What is autism?
Autism refers to a wide range of neurodevelopmental disorders. Generally speaking, autism spectrum disorders (ASD) represent developmental impairment caused by differences in the brain. People with this disorder often have problems with social communication and interaction and limited or repetitive behavior or interests. They can also have different ways of learning, moving, or maintaining attention.
There are five main types of autism, which include Asperger's syndrome, Rhett syndrome, childhood disintegrative disorder, Kanner's syndrome, and general developmental disorder.
Due to the increasing number of cases of people with autistic disorders, scientists are trying to find the causes and predisposing factors of these health disorders, as well as opportunities for inclusion and normal lifestyle. Meanwhile, a new study explores the role of food as a suspected culprit in developing autism, specifically processed foods.
The study by the University of Central Florida team
A new study from the University of Central Florida, published in Scientific Reports on June 19, 2019, puts forward arguments for the emerging link between autism and the human microbiome. High levels of propionic acid (PPA), which is used in processed foods to extend shelf life and inhibit mold growth, appear to reduce the development of neurons in the fetal brain. [ref. 1]

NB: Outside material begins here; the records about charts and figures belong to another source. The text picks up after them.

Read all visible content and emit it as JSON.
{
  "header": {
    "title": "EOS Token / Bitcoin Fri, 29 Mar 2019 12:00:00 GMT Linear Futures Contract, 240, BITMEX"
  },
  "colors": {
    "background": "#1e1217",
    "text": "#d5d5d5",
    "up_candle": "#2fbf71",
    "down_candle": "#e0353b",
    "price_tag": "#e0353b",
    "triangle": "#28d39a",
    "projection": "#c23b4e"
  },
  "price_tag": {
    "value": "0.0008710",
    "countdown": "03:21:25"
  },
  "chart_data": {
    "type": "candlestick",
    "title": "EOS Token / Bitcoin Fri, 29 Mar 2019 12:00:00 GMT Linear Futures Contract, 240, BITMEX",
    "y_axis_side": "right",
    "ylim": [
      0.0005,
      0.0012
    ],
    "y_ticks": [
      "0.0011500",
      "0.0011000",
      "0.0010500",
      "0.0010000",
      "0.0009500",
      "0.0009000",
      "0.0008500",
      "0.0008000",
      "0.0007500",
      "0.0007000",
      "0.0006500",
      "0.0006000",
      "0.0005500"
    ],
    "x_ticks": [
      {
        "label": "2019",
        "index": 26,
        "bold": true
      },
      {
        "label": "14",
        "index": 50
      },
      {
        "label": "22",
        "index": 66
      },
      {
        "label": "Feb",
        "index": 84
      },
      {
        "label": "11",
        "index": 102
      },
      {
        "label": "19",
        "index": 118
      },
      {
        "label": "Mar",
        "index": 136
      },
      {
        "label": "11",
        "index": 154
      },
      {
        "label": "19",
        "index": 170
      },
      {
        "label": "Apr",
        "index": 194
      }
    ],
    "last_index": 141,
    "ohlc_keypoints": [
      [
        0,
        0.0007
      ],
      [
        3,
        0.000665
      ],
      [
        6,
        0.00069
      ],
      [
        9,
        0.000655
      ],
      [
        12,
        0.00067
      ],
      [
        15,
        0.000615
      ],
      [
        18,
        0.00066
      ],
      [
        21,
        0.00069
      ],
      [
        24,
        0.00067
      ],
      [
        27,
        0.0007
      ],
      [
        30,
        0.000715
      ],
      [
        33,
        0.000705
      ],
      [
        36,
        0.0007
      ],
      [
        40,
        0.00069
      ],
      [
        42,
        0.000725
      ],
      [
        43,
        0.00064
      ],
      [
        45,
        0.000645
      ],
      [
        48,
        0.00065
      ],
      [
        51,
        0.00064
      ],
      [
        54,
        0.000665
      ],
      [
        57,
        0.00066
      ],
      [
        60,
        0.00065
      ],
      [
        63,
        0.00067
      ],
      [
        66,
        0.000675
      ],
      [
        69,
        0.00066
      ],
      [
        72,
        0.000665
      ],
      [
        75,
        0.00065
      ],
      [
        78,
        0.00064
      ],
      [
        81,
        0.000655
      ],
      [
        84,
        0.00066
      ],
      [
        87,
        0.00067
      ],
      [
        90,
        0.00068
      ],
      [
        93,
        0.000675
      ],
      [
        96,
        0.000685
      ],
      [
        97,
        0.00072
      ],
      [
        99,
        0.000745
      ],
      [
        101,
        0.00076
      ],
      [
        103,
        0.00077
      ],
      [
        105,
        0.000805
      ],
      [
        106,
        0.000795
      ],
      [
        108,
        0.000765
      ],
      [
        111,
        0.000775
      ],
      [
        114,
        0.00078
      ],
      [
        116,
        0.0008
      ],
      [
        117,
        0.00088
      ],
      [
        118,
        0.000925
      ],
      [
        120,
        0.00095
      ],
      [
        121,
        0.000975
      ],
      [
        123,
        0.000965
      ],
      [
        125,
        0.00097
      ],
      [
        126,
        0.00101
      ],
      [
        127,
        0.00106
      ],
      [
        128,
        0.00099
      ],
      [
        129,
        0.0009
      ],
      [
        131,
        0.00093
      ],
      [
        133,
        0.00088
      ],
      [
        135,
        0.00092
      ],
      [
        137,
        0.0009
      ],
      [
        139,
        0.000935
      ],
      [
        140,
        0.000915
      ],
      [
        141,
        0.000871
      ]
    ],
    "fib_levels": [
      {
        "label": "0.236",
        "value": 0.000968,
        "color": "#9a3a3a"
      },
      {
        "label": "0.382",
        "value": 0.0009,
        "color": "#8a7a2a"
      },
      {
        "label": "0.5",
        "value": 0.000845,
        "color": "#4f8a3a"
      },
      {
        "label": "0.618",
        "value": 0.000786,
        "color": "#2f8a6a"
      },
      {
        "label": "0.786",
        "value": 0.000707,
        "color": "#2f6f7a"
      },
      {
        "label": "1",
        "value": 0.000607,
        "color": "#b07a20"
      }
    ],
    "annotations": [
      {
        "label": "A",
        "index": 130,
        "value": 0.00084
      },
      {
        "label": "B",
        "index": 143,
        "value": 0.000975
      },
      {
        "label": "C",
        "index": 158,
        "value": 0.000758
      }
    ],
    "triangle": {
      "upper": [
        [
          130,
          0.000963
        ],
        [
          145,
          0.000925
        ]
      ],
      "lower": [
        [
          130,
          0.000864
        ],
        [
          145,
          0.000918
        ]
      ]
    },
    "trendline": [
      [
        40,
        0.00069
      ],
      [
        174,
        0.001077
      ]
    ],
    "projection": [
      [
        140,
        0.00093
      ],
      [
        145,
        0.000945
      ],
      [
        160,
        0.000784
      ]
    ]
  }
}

Analyzing the role of nutrition in better understanding autism is nothing new. This study actually looked at the mother's diet in the onset of autism in the developing fetus. Such a finding, if proven to be true, could have important implications for advancing prenatal care and autism prevention.
Highlights of the study
As the team wrote, compiled by Latifa S. Abdelli, Aseela Samsam and Saleh A. Naser, autism spectrum disorder (ASD) is characterized by neuroinflammation and gastrointestinal symptoms. The spectrum includes different levels of impaired social communication, as well as repetitive behaviors that impede progress in learning and the child's ability to connect with others. [ref. 2]
The number of children diagnosed with autistic disorders is increasing every year. Obviously, there are things that are changing in societies that are causing this leap. In 2000, the CDC observed one in every 150 children exhibiting such behavior. By 2018, that number climbed to one in 59.
The research team notes that thousands of genes are linked to autism spectrum disorders. Although there is no single likely culprit, they believe it is an interaction between genetic and environmental factors, and in the study they focused on abnormalities of the mother's immune system. One of the scientists, who specializes in gastroenterological research, has turned to PPA because he had previously observed high levels of this carboxylic acid in stool samples of children with autism. In the intestines of children with autism there appear to be an increased number of Clostridia spp., Bacteriodetes and Desulfovibrio spp. known to be active digesters and producers of SCFA (short-chain fatty acids), including PPA and BA (butyrate).
Excessive levels of propionic acid reduce the number of neurons in the brain while overproducing glial cells, leading to inflammation, which is a marker of autism. Increased amounts of PPA damage the neural pathways that allow the brain to communicate with the body. This toxic cocktail responds to the symptoms of autism: repetitive behaviors, mobility problems, problems communicating with others.
Because PPA induces glial cell differentiation and an increase in TNF-α and IL-10 transcription and translation, the scientists suggest that PPA exposure during pregnancy may be associated with gliosis and inflammation, as reported in multiple neurodevelopmental diseases, including ASD. Specifically, exposure to high-dose PPA during the early stages of neural stem cell development promotes glial cell proliferation and activation, recapitulating the state of neuroinflammation as reported in the postpartum period in the brains of children with autism.
However, it is important to mention that propionic acid naturally occurs in the human microbiome. However, the increased amounts of acid consumed by mothers through processed foods have a negative effect on their children. The increased amount of PPA passes into the fetus, potentially stopping the development of neurons, which can help trigger the cascading effects that lead to the spectrum.
The acid was first discovered in 1844 by the Austrian chemist Johann Gottlieb, who noticed it in digested sugar products. Isolated, it causes an unpleasant body odor. Produced, however, the acid is used to stop mold in animal feed as well as in human food, including grains, baked goods and cheese. It is approved for use in the EU, USA, Australia and New Zealand.
In EU legislation we find the so-called. Commission Implementing Regulation (EU) No 1222/2013 of 29 November 2013 concerning the authorisation of propionic acid, sodium propionate and ammonium propionate as feed additives for ruminants, pigs and poultry [Ref. 3] It states: 'Substances listed in the Annex belonging to the category 'technological additives' and the functional group 'silage additives' as additives in animal nutrition are authorised under the conditions laid down in that Annex.' One of these substances is propionic acid.
Previous research has linked too high levels of PPA to nasal and throat irritation, birth defects and cancer (in rats). The new study suggests that the effects of PPA on the mother's microbiome are much greater than previously thought. According to the researchers, this is only a first step, but important for better understanding autism spectrum disorders and providing a better life for people with autism spectrum disorders.